Q8. How do I install a new kernel while still keeping my current one around so that I can use it if necessary? 

Once your new kernel is compiled, rename your current one to something snappy like bzImage_old then copy your new one from the source tree to the boot partition.

open /boot/grub/grub.conf or /boot/grub/menu.lst for editing and add a section for your old kernel.

That's it at the next power up you'll be able to choose the kernel you need.

----------

## rbacon2

Q10. I'm upgrading my kernel sources. Can I use my old configuration? If so, how? 

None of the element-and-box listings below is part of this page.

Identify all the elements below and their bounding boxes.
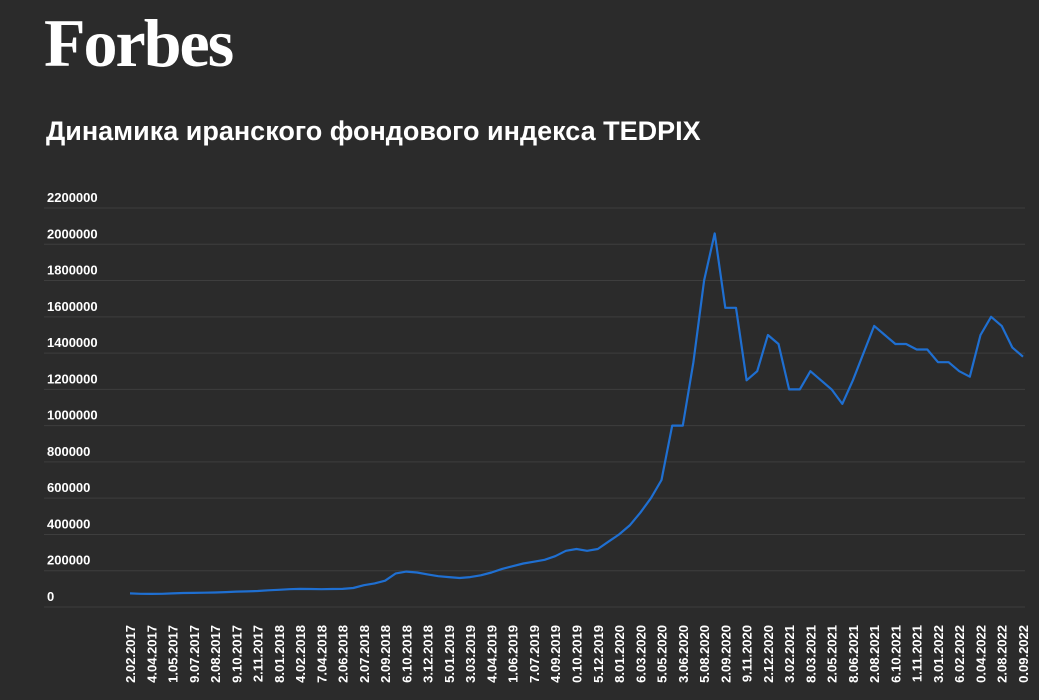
y-tick-label: 1800000 bbox=[47, 263, 98, 278]
x-tick-label: 2.09.2018 bbox=[378, 625, 393, 683]
x-tick-label: 3.01.2022 bbox=[931, 625, 946, 683]
chart-title: Динамика иранского фондового индекса TED… bbox=[46, 116, 701, 146]
x-tick-label: 5.12.2019 bbox=[591, 625, 606, 683]
x-tick-label: 2.05.2021 bbox=[825, 625, 840, 683]
y-tick-label: 800000 bbox=[47, 444, 90, 459]
x-tick-label: 8.03.2021 bbox=[803, 625, 818, 683]
x-tick-label: 4.02.2018 bbox=[293, 625, 308, 683]
x-tick-label: 2.08.2021 bbox=[867, 625, 882, 683]
x-tick-label: 3.02.2021 bbox=[782, 625, 797, 683]
y-tick-label: 1400000 bbox=[47, 335, 98, 350]
x-tick-label: 5.08.2020 bbox=[697, 625, 712, 683]
x-tick-label: 9.07.2017 bbox=[187, 625, 202, 683]
x-tick-label: 3.06.2020 bbox=[676, 625, 691, 683]
x-tick-label: 1.11.2021 bbox=[910, 625, 925, 682]
x-tick-label: 8.01.2020 bbox=[612, 625, 627, 683]
x-tick-label: 2.06.2018 bbox=[336, 625, 351, 683]
x-tick-label: 9.11.2020 bbox=[740, 625, 755, 682]
y-tick-label: 1200000 bbox=[47, 371, 98, 386]
logo: Forbes bbox=[44, 5, 233, 81]
x-tick-label: 2.02.2017 bbox=[123, 625, 138, 683]
x-tick-label: 0.10.2019 bbox=[570, 625, 585, 683]
x-tick-label: 4.04.2017 bbox=[144, 625, 159, 683]
y-tick-label: 400000 bbox=[47, 516, 90, 531]
y-tick-label: 0 bbox=[47, 589, 54, 604]
x-tick-label: 4.09.2019 bbox=[548, 625, 563, 683]
x-tick-label: 4.04.2019 bbox=[484, 625, 499, 683]
x-tick-label: 2.12.2020 bbox=[761, 625, 776, 683]
x-tick-label: 5.01.2019 bbox=[442, 625, 457, 683]
x-tick-label: 2.11.2017 bbox=[251, 625, 266, 682]
x-tick-label: 6.10.2021 bbox=[888, 625, 903, 683]
x-tick-label: 2.08.2022 bbox=[995, 625, 1010, 683]
x-tick-label: 0.09.2022 bbox=[1016, 625, 1031, 683]
x-tick-label: 7.07.2019 bbox=[527, 625, 542, 683]
y-tick-label: 2200000 bbox=[47, 190, 98, 205]
x-tick-label: 3.03.2019 bbox=[463, 625, 478, 683]
x-tick-label: 1.05.2017 bbox=[166, 625, 181, 683]
x-tick-label: 1.06.2019 bbox=[506, 625, 521, 683]
x-tick-label: 6.10.2018 bbox=[399, 625, 414, 683]
y-tick-label: 600000 bbox=[47, 480, 90, 495]
x-tick-label: 2.07.2018 bbox=[357, 625, 372, 683]
x-tick-label: 6.02.2022 bbox=[952, 625, 967, 683]
x-tick-label: 8.01.2018 bbox=[272, 625, 287, 683]
line bbox=[129, 232, 1024, 595]
x-tick-label: 7.04.2018 bbox=[314, 625, 329, 683]
x-tick-label: 3.12.2018 bbox=[421, 625, 436, 683]
x-tick-label: 9.10.2017 bbox=[229, 625, 244, 683]
x-tick-label: 2.08.2017 bbox=[208, 625, 223, 683]
y-tick-label: 2000000 bbox=[47, 226, 98, 241]
x-tick-label: 8.06.2021 bbox=[846, 625, 861, 683]
x-tick-label: 5.05.2020 bbox=[655, 625, 670, 683]
y-tick-label: 1600000 bbox=[47, 299, 98, 314]
x-tick-label: 2.09.2020 bbox=[718, 625, 733, 683]
y-tick-label: 200000 bbox=[47, 553, 90, 568]
x-tick-label: 6.03.2020 bbox=[633, 625, 648, 683]
y-tick-label: 1000000 bbox=[47, 408, 98, 423]
x-tick-label: 0.04.2022 bbox=[973, 625, 988, 683]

In /usr/src/linux you'll find the configuration file stored as .config, copy this to the new source tree before running your chosen kernel config.

Run through all the kernel sections anyway as there may be more suitable selections in your new sources, but most of the work will already be done.

----------

## rac

Thanks a lot to everybody who has participated so far.  This was much more much sooner than expected.  A couple of general comments: please address only one question per post.  Eventually, once these posts are formatted and finished, they will be split into their own threads in the FAQ forum, and having multiple questions in a single post makes that more complicated.

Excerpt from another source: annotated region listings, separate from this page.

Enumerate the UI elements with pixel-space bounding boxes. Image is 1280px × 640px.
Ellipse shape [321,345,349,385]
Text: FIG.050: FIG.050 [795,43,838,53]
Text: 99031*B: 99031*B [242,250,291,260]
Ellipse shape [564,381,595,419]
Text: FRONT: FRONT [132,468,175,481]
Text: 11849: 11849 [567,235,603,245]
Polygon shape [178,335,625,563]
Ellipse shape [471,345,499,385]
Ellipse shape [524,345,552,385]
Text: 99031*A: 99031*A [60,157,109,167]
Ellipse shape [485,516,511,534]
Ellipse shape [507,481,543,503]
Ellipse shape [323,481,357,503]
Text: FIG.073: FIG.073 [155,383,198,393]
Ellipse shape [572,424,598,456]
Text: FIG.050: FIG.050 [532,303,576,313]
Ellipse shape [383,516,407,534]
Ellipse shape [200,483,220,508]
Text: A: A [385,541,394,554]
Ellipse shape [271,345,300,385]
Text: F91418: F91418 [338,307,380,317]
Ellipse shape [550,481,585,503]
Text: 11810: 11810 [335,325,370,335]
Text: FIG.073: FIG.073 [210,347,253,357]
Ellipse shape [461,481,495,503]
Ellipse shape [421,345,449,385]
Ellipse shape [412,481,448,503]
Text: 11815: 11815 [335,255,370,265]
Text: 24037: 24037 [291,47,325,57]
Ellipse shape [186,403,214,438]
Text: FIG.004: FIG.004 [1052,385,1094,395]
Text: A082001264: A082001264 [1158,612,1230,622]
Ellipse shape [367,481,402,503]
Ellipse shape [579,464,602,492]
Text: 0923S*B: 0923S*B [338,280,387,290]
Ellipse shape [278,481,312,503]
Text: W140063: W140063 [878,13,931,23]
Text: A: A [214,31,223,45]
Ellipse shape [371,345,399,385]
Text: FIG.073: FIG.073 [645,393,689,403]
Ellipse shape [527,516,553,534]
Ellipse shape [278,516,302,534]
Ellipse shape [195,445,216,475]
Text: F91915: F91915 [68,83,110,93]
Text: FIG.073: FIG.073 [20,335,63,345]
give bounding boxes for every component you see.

Although focusing on GRUB is understandable and reasonable, I think it would be good if we could incorporate a few comments for people who are using other bootloaders, such as LILO and yaboot (those are the only others I've seen mention of on the forums - the Sparc and Alpha people might be using something else).

@rbacon2, it might be nice to make some mention of the "oldconfig" target and its function in the answer to Q10.

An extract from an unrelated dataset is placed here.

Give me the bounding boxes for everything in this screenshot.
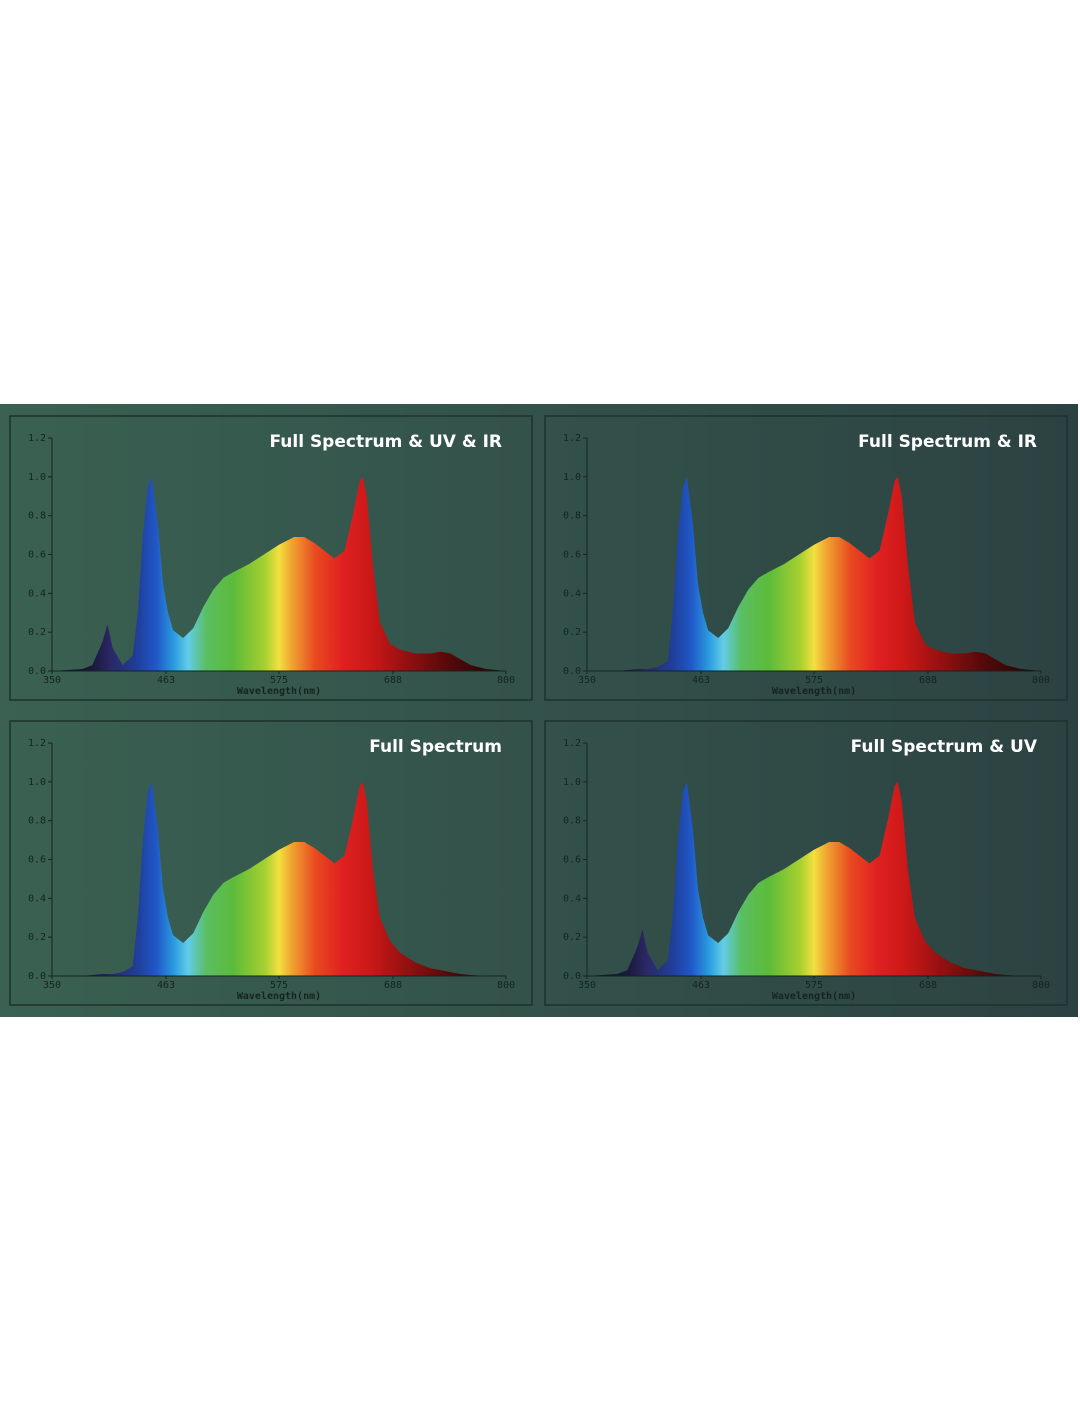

EDIT: yokem55's first answer to Q1 has been split.  See first post.

----------

## rac

phypor, for KC8 and KC9, can you add some stuff about how /lib/modules directories work, and potential pitfalls of having things conflicting in there?

----------

## _SkeLeToN_

 *Quote:*   

> Q9. How do I install multiple kernel versions alongside one another without causing problems? 

 

Also what about the /usr/src/linux link ??? when you have multiple kernel you need to change the link if you want for exemple include sound support with alsa for this specific kernel.  A way to change that automaticaly ???

----------

## ebrostig

 *_SkeLeToN_ wrote:*   

>  *Quote:*   Q9. How do I install multiple kernel versions alongside one another without causing problems?  
> 
> Also what about the /usr/src/linux link ??? when you have multiple kernel you need to change the link if you want for exemple include sound support with alsa for this specific kernel.  A way to change that automaticaly ???

 

I can't get this to make sense.

I guess you refer to the symlink between /usr/src/linux/include/linux (or asm-i386) and /usr/include/linux (or asm). This is only needed when compiling programs that needs version specific header files. This can be taken care of through an rc script (etc/conf.d/local.start).

For some reason (I can't remember why any longer, been using Linux too long) I have always named my kernels:

vmlinuz-2.4.19, vmlinuz-2.5.50 and so forth. This makes it easy to have multiple kernels and I now instantly which kernel version it is  :Smile: 

Erik

----------

## rac

I think Skeleton is talking about the fact that some kernel module ebuilds (alsa, nvidia-kernel, lm-sensors) rely on /usr/src/linux pointing to the sources for the kernel to build with, and if that points to different sources than you're running, bad things happen.

----------

## pilla

 Q13. I just installed a new kernel and now I'm getting a panic at boot time trying to mount the root partition. How do I fix this? 

First, you'll need to boot again using a previous kernel backup (or the installation CD, if you haven't made a backup of your kernel).  Then, you must verify if your kernel configuration has the correct file system for your root partition. For example, if your / file system is ext3, you need to activate it in File Systems->Ext3 journalling file system support. Make sure it is not compiled as a module but inside the kernel. Compile your kernel again and install it following the regular instructions.

----------

## pilla

I think that this is the most usual situation, but I may be wrong. I didn't want to make it overly complex, so I kept it very basic. If you think it is not enough, I can try to be more comprehensive.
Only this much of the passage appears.